Wang Sehee, Kim So Yeon, Sohn Kyung-Ah
Department of Artificial Intelligence, Ajou University, Suwon 16499, Republic of Korea.
Department of Software and Computer Engineering, Ajou University, Suwon 16499, Republic of Korea.
Bioengineering (Basel). 2023 Jul 10;10(7):824. doi: 10.3390/bioengineering10070824.
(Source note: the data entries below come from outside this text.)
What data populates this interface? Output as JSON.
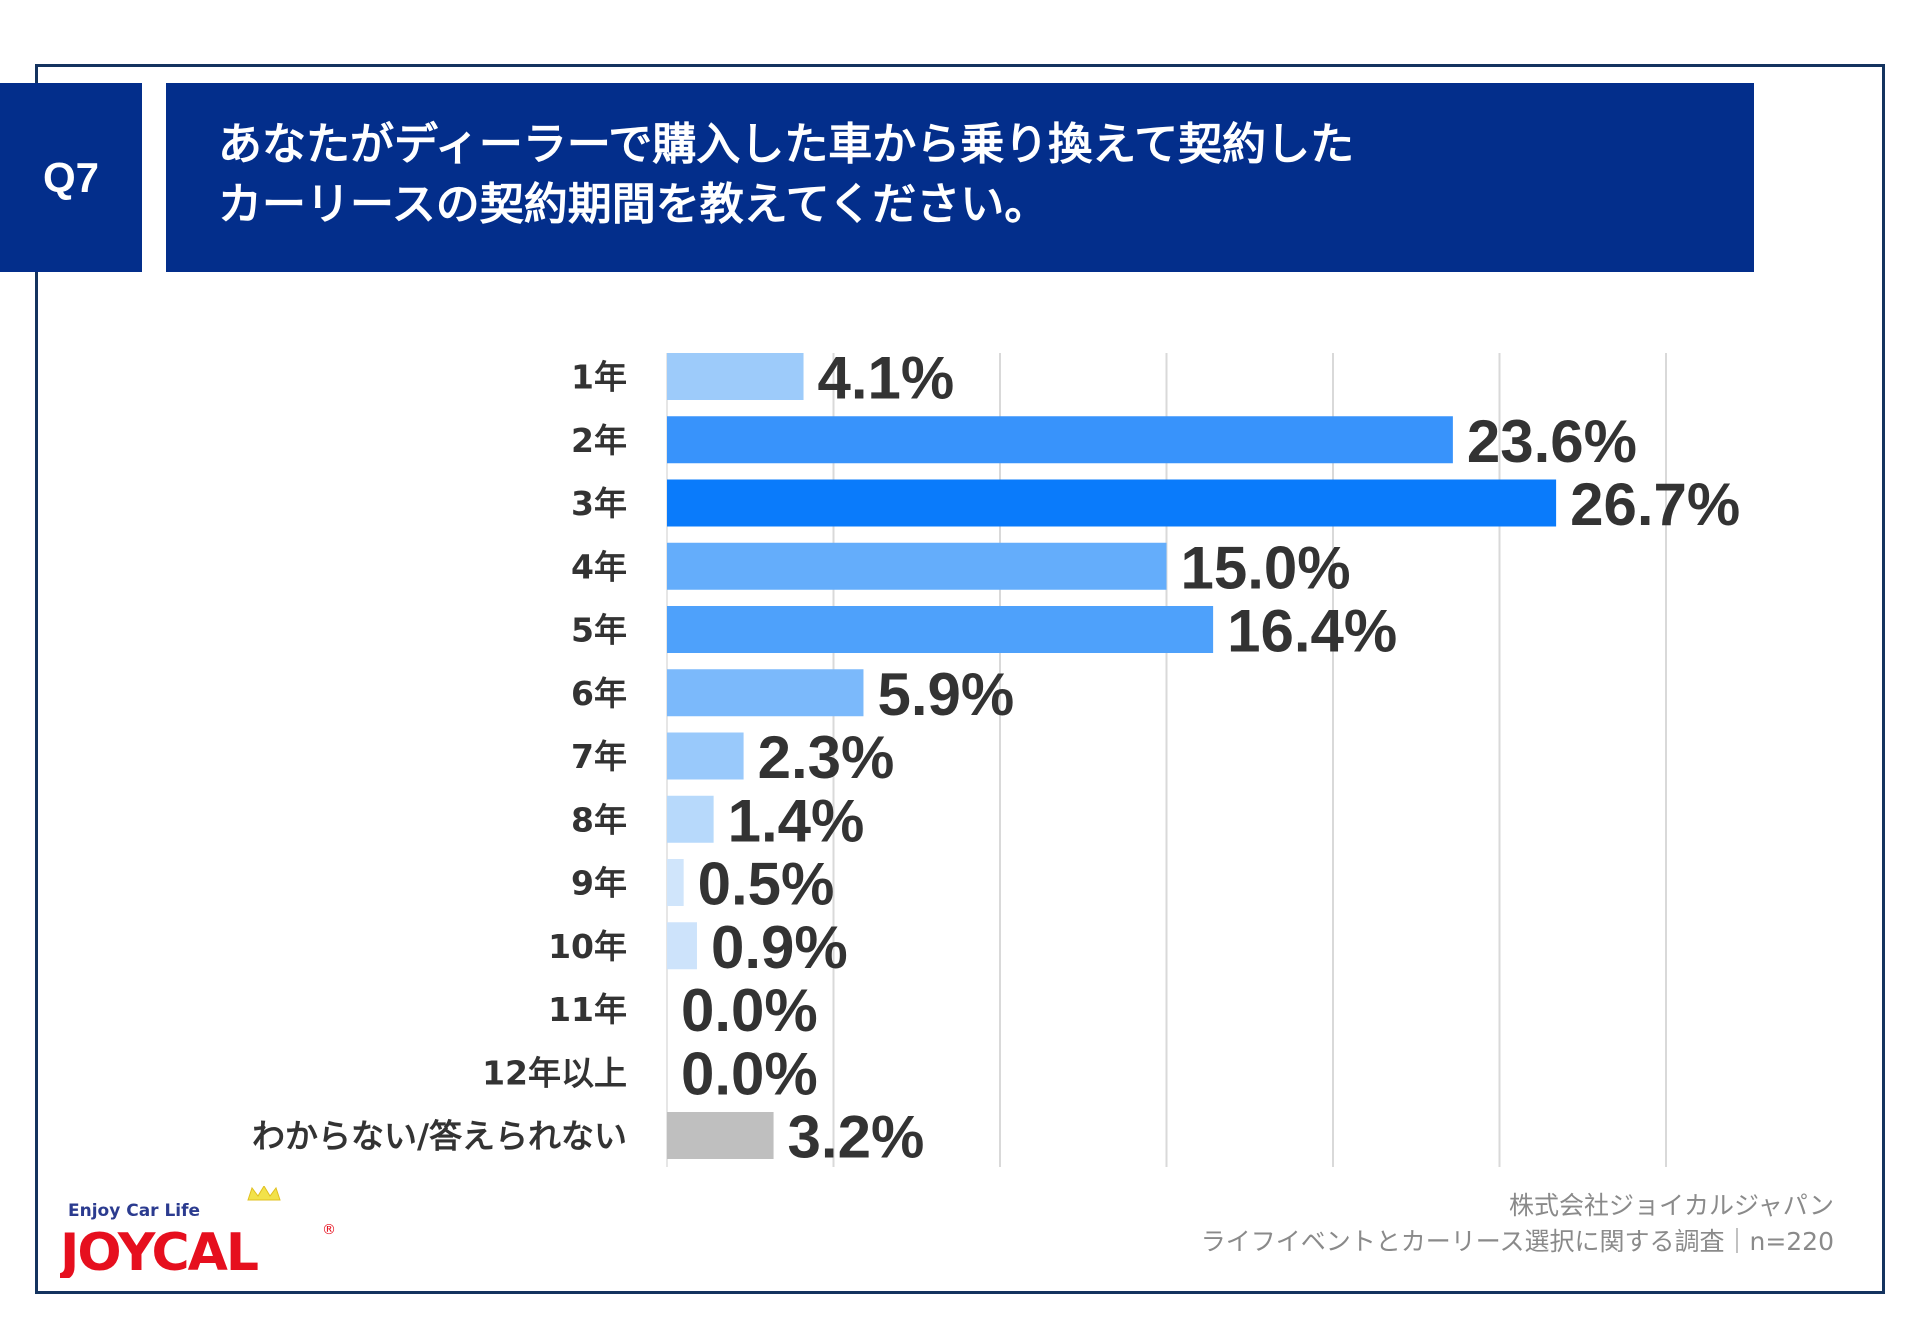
{
  "header": {
    "question_no": "Q7",
    "title_lines": [
      "あなたがディーラーで購入した車から乗り換えて契約した",
      "カーリースの契約期間を教えてください。"
    ]
  },
  "chart_data": {
    "type": "bar",
    "orientation": "horizontal",
    "title": "あなたがディーラーで購入した車から乗り換えて契約したカーリースの契約期間を教えてください。",
    "xlabel": "",
    "ylabel": "",
    "xlim": [
      0,
      30
    ],
    "grid": true,
    "grid_step": 5,
    "categories": [
      "1年",
      "2年",
      "3年",
      "4年",
      "5年",
      "6年",
      "7年",
      "8年",
      "9年",
      "10年",
      "11年",
      "12年以上",
      "わからない/答えられない"
    ],
    "values": [
      4.1,
      23.6,
      26.7,
      15.0,
      16.4,
      5.9,
      2.3,
      1.4,
      0.5,
      0.9,
      0.0,
      0.0,
      3.2
    ],
    "labels": [
      "4.1%",
      "23.6%",
      "26.7%",
      "15.0%",
      "16.4%",
      "5.9%",
      "2.3%",
      "1.4%",
      "0.5%",
      "0.9%",
      "0.0%",
      "0.0%",
      "3.2%"
    ],
    "colors": [
      "#9dcbfa",
      "#3893fb",
      "#0a7bfb",
      "#64adfb",
      "#4ea1fb",
      "#7bb9fb",
      "#99c9fb",
      "#b7d9fb",
      "#d0e5fb",
      "#cde3fb",
      "#d8e8fb",
      "#d8e8fb",
      "#bfbfbf"
    ]
  },
  "footer": {
    "company": "株式会社ジョイカルジャパン",
    "survey": "ライフイベントとカーリース選択に関する調査｜n=220"
  },
  "logo": {
    "tagline": "Enjoy Car Life",
    "brand": "JOYCAL",
    "registered": "®"
  },
  "colors": {
    "header_bg": "#032e8b",
    "frame": "#14335f",
    "logo_red": "#e60f1e",
    "logo_navy": "#2b3b8f"
  }
}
Feature selection methods are essential for accurate disease classification and identifying informative biomarkers. While information-theoretic methods have been widely used, they often exhibit limitations such as high computational costs. Our previously proposed method, ClearF, addresses these issues by using reconstruction error from low-dimensional embeddings as a proxy for the entropy term in the mutual information. However, ClearF still has limitations, including a nontransparent bottleneck layer selection process, which can result in unstable feature selection. To address these limitations, we propose ClearF++, which simplifies the bottleneck layer selection and incorporates feature-wise clustering to enhance biomarker detection. We compare its performance with other commonly used methods such as MultiSURF and IFS, as well as ClearF, across multiple benchmark datasets. Our results demonstrate that ClearF++ consistently outperforms these methods in terms of prediction accuracy and stability, even with limited samples. We also observe that employing the Deep Embedded Clustering (DEC) algorithm for feature-wise clustering improves performance, indicating its suitability for handling complex data structures with limited samples. ClearF++ offers an improved biomarker prioritization approach with enhanced prediction performance and faster execution. Its stability and effectiveness with limited samples make it particularly valuable for biomedical data analysis.
特征选择方法对于准确的疾病分类和识别信息性生物标志物至关重要。虽然信息论方法已被广泛使用,但它们常常表现出诸如计算成本高之类的局限性。我们之前提出的ClearF方法,通过使用低维嵌入的重构误差作为互信息中熵项的替代来解决这些问题。然而,ClearF仍然存在局限性,包括瓶颈层选择过程不透明,这可能导致特征选择不稳定。为了解决这些局限性,我们提出了ClearF++,它简化了瓶颈层选择,并纳入了特征级聚类以增强生物标志物检测。我们在多个基准数据集上,将其性能与其他常用方法(如MultiSURF和IFS)以及ClearF进行了比较。我们的结果表明,即使样本有限,ClearF++在预测准确性和稳定性方面始终优于这些方法。我们还观察到,采用深度嵌入聚类(DEC)算法进行特征级聚类可提高性能,这表明它适用于处理样本有限的复杂数据结构。ClearF++提供了一种改进的生物标志物优先级排序方法,具有更高的预测性能和更快的执行速度。它在样本有限时的稳定性和有效性使其在生物医学数据分析中特别有价值。